Peak performance looks impressive on paper, but becomes irrelevant the moment a real workload starts. Unlike traditional applications, these workloads do not follow neat, stable patterns. Instead, they fluctuate: stalling during communication phases and surging during compute-heavy steps.
Despite these variations, much of the underlying infrastructure operates under the assumption that nothing changes once execution begins. Frequency remains fixed, power is allocated evenly, and systems are designed to run conservatively rather than responsively. Systems are designed to achieve peak performance, but in practice, they often operate far below that potential – not because the hardware cannot deliver, but because the applications don’t fully optimize the use of that hardware at runtime.
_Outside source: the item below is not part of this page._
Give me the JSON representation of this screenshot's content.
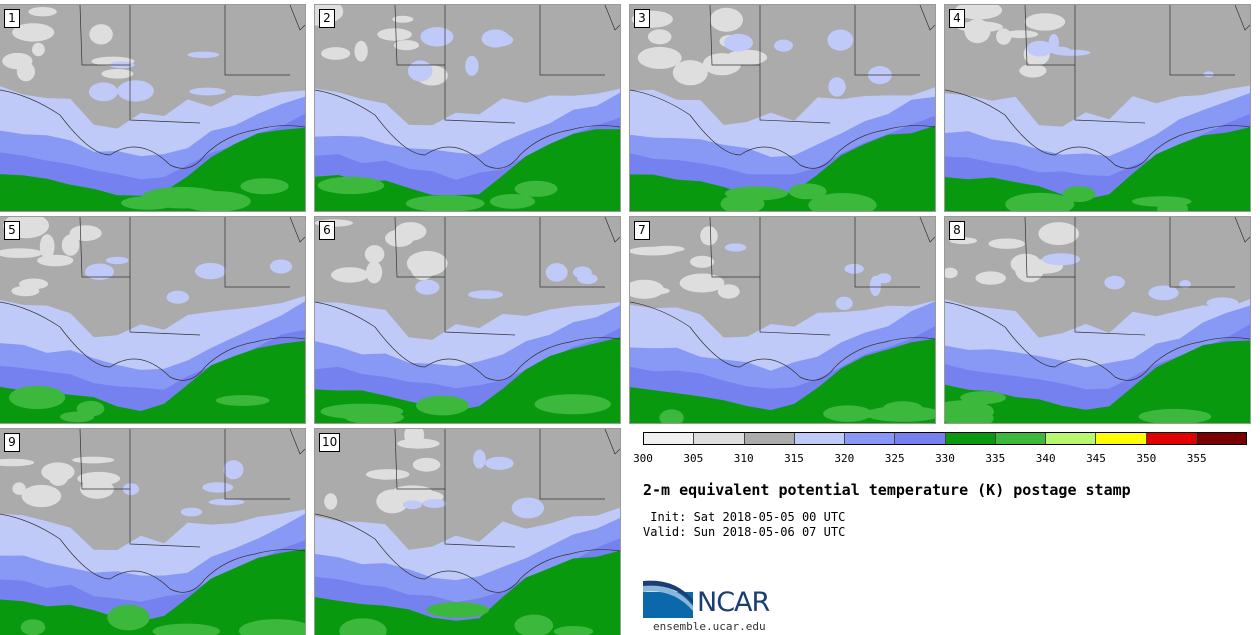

The uncomfortable truth about HPC optimization is that a significant portion of the process occurs before the job even starts. Once execution begins, systems typically lock into their initial configuration.
Static Systems in a Dynamic World
Energy Aware Runtime (EAR) at Booth C11 challenges this traditional model by treating execution as a dynamic process – one that should be continuously refined in real time based on actual workload behavior, rather than static expectations. This means adjusting frequency, redistributing power, and responding to workload phases as they unfold. Static configurations are not best practice; they are a constraint we have normalized because they make systems easier to manage.
In many data centers, power caps are treated as hard limits that must not be exceeded. The result is a cautious operational model that prioritizes predictability over efficiency. Systems are deliberately running below their true capacity to avoid risk, even as energy costs continue to rise.
The usual objection is predictability. If systems start adapting during runtime, do we risk losing control? But what we call predictable is often just inefficient. Systems are locked into safe configurations not because they reflect real workload behavior, but because they are easier to manage. But that comes at a cost.
Power is not just a constraint; it is a resource. Right now, that resource is routinely underused because systems cannot react in real time. Data centers end up with the worst of both worlds: conservative settings, underutilized capacity, and growing operational costs. At this point, the bottleneck is no longer hardware efficiency; it is the absence of runtime intelligence.
In practice, this inefficiency is visible in how systems behave. During communication-heavy phases, nodes remain underutilized yet consume near-peak power. During compute-intensive phases, performance is constrained by conservative power settings rather than hardware capability. The workload shifts, but the operation of the hardware does not.
AI Makes This Impossible to Ignore
In the realm of AI, runtime inefficiencies are not merely inconveniences; they determine the cost of doing business. Long-running training jobs, fluctuating utilization, and tightly constrained power budgets mean that even small inefficiencies have enormous effects on the bottom line.
As demand continues to grow, “good enough” configurations are no longer sufficient. Power availability is not scaling at the same pace as compute demand, particularly in Europe, where energy price constraints, regulatory pressure, and sustainability targets are tightening simultaneously. Under these conditions, static optimization ceases to be a compromise; it becomes a liability. ISC 2026 will showcase what comes next in hardware: new architectures, accelerators, and systems. But EAR asks a more fundamental question that often goes unasked: why are we still wasting performance and energy in deployed systems and how long are we willing to accept that?